ESKİCİ
Önce eskilere gidelim...
- Biz uzun yıllar Hakyemez Apt.'da oturduk Giresun'un. Unutulmaz komşularımız, hepsini çok sevdiğim Hakyemez ailesinin yeğeni, can dostum Organik Ömer'le tanışıklığımız da bu sayededir zaten. Bizim Ömer'in dayısı, Uğur Dündar'ın bacısıyla evliymiş meğer. Bunu öğrendiğimde ilkokuldaydım. Kendimi, epey uzun bi süre Uğur Dündar'la çok yakın akraba gibi mi hissetmedim, içten içe büyük gururlar mı duymadım... Hatta, tvde Salim Dündar'ı gördükçe; ''bu da kesin bizdendür'' diyip diyip keyiflenmedim mi?

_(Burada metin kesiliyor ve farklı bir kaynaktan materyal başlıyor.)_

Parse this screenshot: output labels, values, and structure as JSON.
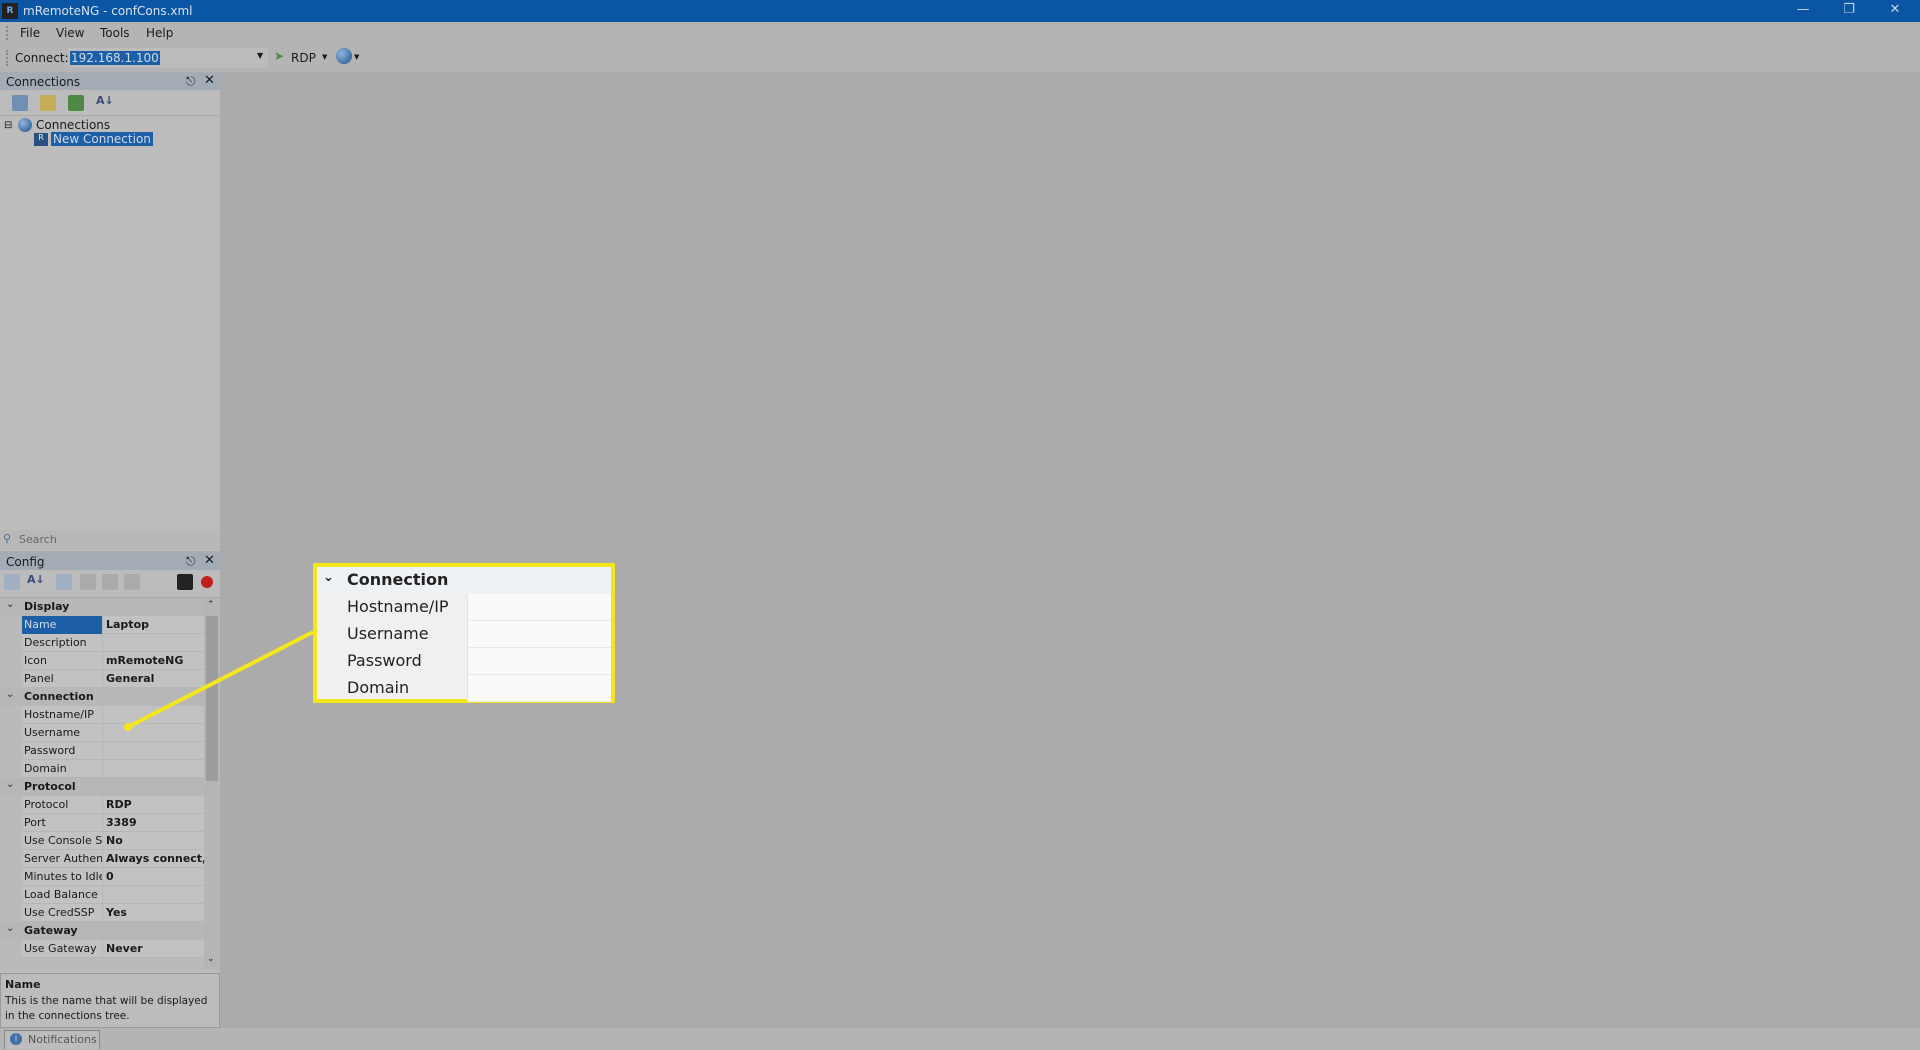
{
  "window": {
    "title": "mRemoteNG - confCons.xml",
    "logo_text": "R",
    "accent": "#0a56a5"
  },
  "menu": [
    "File",
    "View",
    "Tools",
    "Help"
  ],
  "toolbar": {
    "connect_label": "Connect:",
    "connect_value": "192.168.1.100",
    "protocol": "RDP"
  },
  "connections_panel": {
    "title": "Connections",
    "tree": {
      "root": "Connections",
      "child": "New Connection"
    },
    "search_placeholder": "Search"
  },
  "config_panel": {
    "title": "Config",
    "rows": [
      {
        "type": "cat",
        "label": "Display"
      },
      {
        "label": "Name",
        "value": "Laptop",
        "selected": true
      },
      {
        "label": "Description",
        "value": ""
      },
      {
        "label": "Icon",
        "value": "mRemoteNG"
      },
      {
        "label": "Panel",
        "value": "General"
      },
      {
        "type": "cat",
        "label": "Connection"
      },
      {
        "label": "Hostname/IP",
        "value": ""
      },
      {
        "label": "Username",
        "value": ""
      },
      {
        "label": "Password",
        "value": ""
      },
      {
        "label": "Domain",
        "value": ""
      },
      {
        "type": "cat",
        "label": "Protocol"
      },
      {
        "label": "Protocol",
        "value": "RDP"
      },
      {
        "label": "Port",
        "value": "3389"
      },
      {
        "label": "Use Console Se",
        "value": "No"
      },
      {
        "label": "Server Authenti",
        "value": "Always connect, ev"
      },
      {
        "label": "Minutes to Idle",
        "value": "0"
      },
      {
        "label": "Load Balance Ir",
        "value": ""
      },
      {
        "label": "Use CredSSP",
        "value": "Yes"
      },
      {
        "type": "cat",
        "label": "Gateway"
      },
      {
        "label": "Use Gateway",
        "value": "Never"
      }
    ],
    "description": {
      "title": "Name",
      "text": "This is the name that will be displayed in the connections tree."
    }
  },
  "status": {
    "notifications": "Notifications"
  },
  "callout": {
    "header": "Connection",
    "fields": [
      "Hostname/IP",
      "Username",
      "Password",
      "Domain"
    ],
    "color": "#f4e51c"
  }
}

- ''Bakır kaplar kalaylansın / Şu odada bi mum yansın / Uyuyan bahtım uyansın / Ah ana beni eversene'' türküsüne oldum olası çok duygulanmış biriydim. Biraz mahçup olmuyo muydum mandolinimle çalarken, oluyordum tabi. Sanki gendim üçün mü çalıyordum bunu? Hayır!! Daha küçüğüm la, ne evermesi!!! Olsun, yine de gizli gizli çalıyordum evde. Ama, memleketimin geleneklerini de algılamıştım o yaşta; evde mum yanması, gelinlik kız var demekti, kapların kalaylanması düğüne hazırlık demekti. Ey gidim. Aha yine gözlerim doldu ya, gız bacım.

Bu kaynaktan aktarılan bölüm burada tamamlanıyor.